When {{user}} went missing, Raymond felt true terror. The thought of his best friend alone, or kidnapped, or killed, or worse, drove him mad with nightmares. He couldn’t focus in school, his saliva turned sour at the thought of eating, and his eyes refused to shut when the sun sank below the horizon. He might as well have been a walking corpse. He sure felt like it. Days blurred into a thick haze of repeating motions since {{user}}’s absence. It was as if Raymond’s very reason for living had disappeared.
He’d often lay awake in the dead of night, recalling memories that had slipped by like grains of sand between his fingers. Muffled laughter at sleepovers, clothes clinging to wet skin after slipping on the algae-slick rocks of the riverbed, horseplay in the meadow. Such happy moments turned bitter with grief. He’d loved {{user}}. It might have been romantically, it might have been platonic. But that didn’t matter, what mattered was that {{user}} was gone. Or so he thought.

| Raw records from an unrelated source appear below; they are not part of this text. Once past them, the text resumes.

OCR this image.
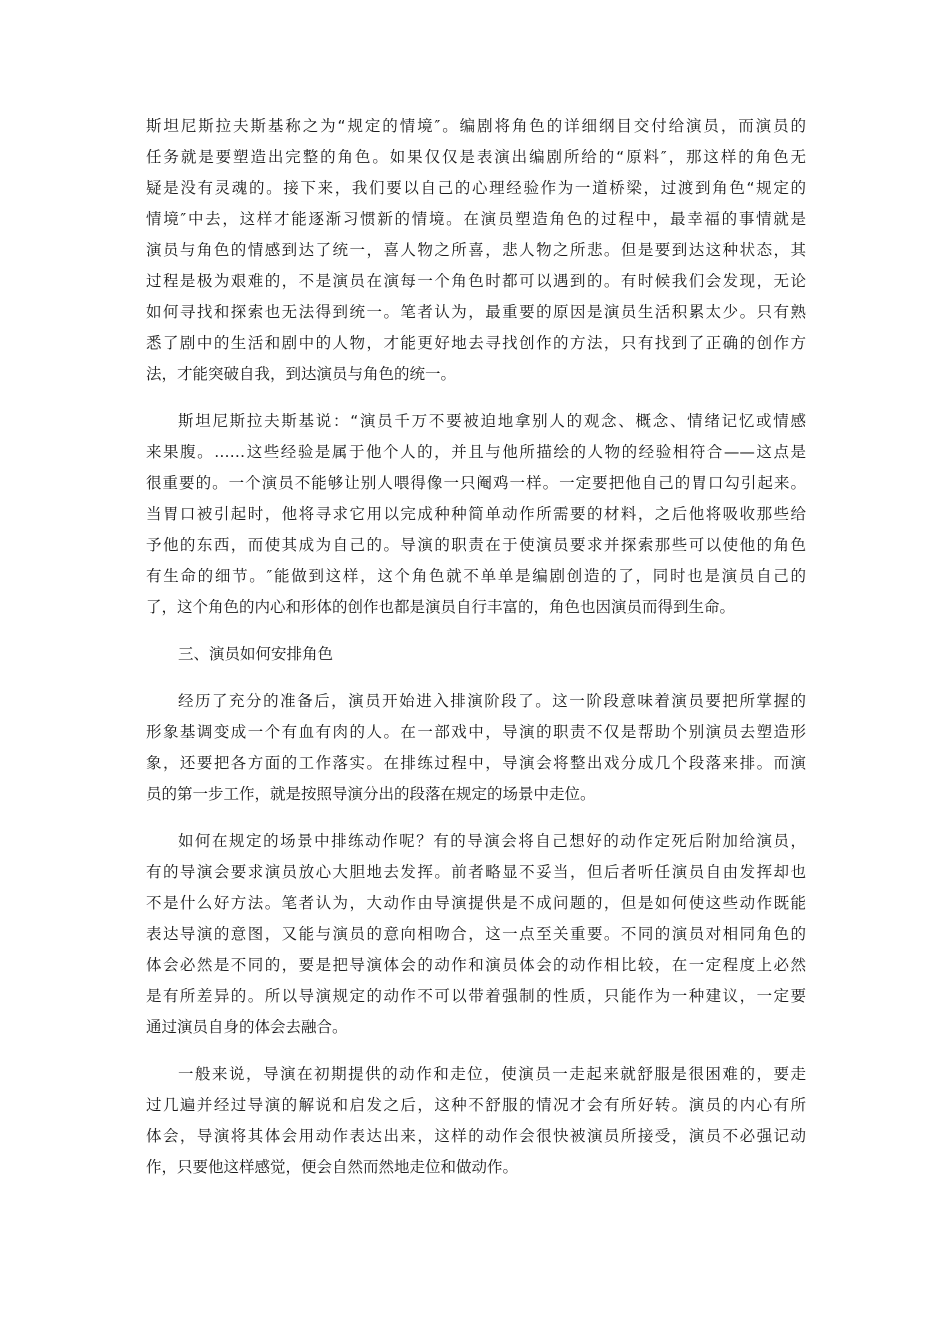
斯坦尼斯拉夫斯基称之为“规定的情境″。编剧将角色的详细纲目交付给演员，而演员的
任务就是要塑造出完整的角色。如果仅仅是表演出编剧所给的“原料″，那这样的角色无
疑是没有灵魂的。接下来，我们要以自己的心理经验作为一道桥梁，过渡到角色“规定的
情境″中去，这样才能逐渐习惯新的情境。在演员塑造角色的过程中，最幸福的事情就是
演员与角色的情感到达了统一，喜人物之所喜，悲人物之所悲。但是要到达这种状态，其
过程是极为艰难的，不是演员在演每一个角色时都可以遇到的。有时候我们会发现，无论
如何寻找和探索也无法得到统一。笔者认为，最重要的原因是演员生活积累太少。只有熟
悉了剧中的生活和剧中的人物，才能更好地去寻找创作的方法，只有找到了正确的创作方
法，才能突破自我，到达演员与角色的统一。
斯坦尼斯拉夫斯基说：“演员千万不要被迫地拿别人的观念、概念、情绪记忆或情感
来果腹。……这些经验是属于他个人的，并且与他所描绘的人物的经验相符合——这点是
很重要的。一个演员不能够让别人喂得像一只阉鸡一样。一定要把他自己的胃口勾引起来。
当胃口被引起时，他将寻求它用以完成种种简单动作所需要的材料，之后他将吸收那些给
予他的东西，而使其成为自己的。导演的职责在于使演员要求并探索那些可以使他的角色
有生命的细节。″能做到这样，这个角色就不单单是编剧创造的了，同时也是演员自己的
了，这个角色的内心和形体的创作也都是演员自行丰富的，角色也因演员而得到生命。
三、演员如何安排角色
经历了充分的准备后，演员开始进入排演阶段了。这一阶段意味着演员要把所掌握的
形象基调变成一个有血有肉的人。在一部戏中，导演的职责不仅是帮助个别演员去塑造形
象，还要把各方面的工作落实。在排练过程中，导演会将整出戏分成几个段落来排。而演
员的第一步工作，就是按照导演分出的段落在规定的场景中走位。
如何在规定的场景中排练动作呢？有的导演会将自己想好的动作定死后附加给演员，
有的导演会要求演员放心大胆地去发挥。前者略显不妥当，但后者听任演员自由发挥却也
不是什么好方法。笔者认为，大动作由导演提供是不成问题的，但是如何使这些动作既能
表达导演的意图，又能与演员的意向相吻合，这一点至关重要。不同的演员对相同角色的
体会必然是不同的，要是把导演体会的动作和演员体会的动作相比较，在一定程度上必然
是有所差异的。所以导演规定的动作不可以带着强制的性质，只能作为一种建议，一定要
通过演员自身的体会去融合。
一般来说，导演在初期提供的动作和走位，使演员一走起来就舒服是很困难的，要走
过几遍并经过导演的解说和启发之后，这种不舒服的情况才会有所好转。演员的内心有所
体会，导演将其体会用动作表达出来，这样的动作会很快被演员所接受，演员不必强记动
作，只要他这样感觉，便会自然而然地走位和做动作。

It wasn’t until a month later that {{user}} mysteriously appeared, with not a single injury or traumatic memory. Actually, {{user}} didn’t seem to remember anything that had happened in their time missing.

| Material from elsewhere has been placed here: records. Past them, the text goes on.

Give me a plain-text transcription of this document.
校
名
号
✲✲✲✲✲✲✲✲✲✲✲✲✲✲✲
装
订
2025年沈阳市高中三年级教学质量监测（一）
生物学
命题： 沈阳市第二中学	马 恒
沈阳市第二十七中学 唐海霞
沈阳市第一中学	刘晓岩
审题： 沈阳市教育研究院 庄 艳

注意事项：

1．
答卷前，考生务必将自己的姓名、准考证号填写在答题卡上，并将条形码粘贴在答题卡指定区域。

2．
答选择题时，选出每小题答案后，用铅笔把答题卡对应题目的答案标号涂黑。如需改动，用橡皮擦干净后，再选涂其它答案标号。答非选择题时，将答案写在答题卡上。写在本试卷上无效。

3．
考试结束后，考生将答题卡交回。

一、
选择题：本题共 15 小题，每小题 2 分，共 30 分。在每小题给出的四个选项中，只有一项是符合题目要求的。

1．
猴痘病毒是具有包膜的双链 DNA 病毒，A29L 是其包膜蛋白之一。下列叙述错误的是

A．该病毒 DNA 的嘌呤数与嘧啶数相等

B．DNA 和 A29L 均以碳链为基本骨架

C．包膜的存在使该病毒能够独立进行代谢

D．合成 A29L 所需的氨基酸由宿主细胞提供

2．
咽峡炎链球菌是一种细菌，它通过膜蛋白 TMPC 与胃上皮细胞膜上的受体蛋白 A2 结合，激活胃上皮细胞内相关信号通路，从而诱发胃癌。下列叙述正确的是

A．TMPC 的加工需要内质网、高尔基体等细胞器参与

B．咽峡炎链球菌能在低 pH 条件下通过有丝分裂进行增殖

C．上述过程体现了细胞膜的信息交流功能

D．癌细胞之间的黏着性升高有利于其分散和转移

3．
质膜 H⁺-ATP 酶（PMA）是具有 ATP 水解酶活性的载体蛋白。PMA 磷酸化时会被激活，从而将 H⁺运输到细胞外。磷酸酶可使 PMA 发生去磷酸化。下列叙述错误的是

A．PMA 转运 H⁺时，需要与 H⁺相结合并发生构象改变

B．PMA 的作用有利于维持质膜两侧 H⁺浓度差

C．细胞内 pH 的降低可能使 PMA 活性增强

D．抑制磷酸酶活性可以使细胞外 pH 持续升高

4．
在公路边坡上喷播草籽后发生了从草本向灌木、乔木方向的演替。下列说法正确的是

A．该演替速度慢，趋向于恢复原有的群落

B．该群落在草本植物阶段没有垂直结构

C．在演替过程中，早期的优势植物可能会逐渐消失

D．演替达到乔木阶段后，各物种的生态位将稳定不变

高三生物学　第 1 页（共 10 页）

Raymond felt relief at first, but as he spent more time with {{user}}, he realized something was off. Miniscule things that nobody would notice. The way {{user}}’s smile twisted, the crinkle of their eyes, their gait. It was all like a mimicry of the actual person. An artificial attempt at the real thing.
“You’re not really {{user}}.”
His voice broke through the other’s ramblings. It wasn’t a question, or accusation. Raymond had said it like it was a fact, deadpan and blunt. School had ended a few minutes ago, the two were the only ones left in the classroom. He stared blankly at his school bag, packing up notebooks and pencils.
“I don’t understand. You look just like them, you sound and feel just like them. But you’re different from the {{user}} I know.”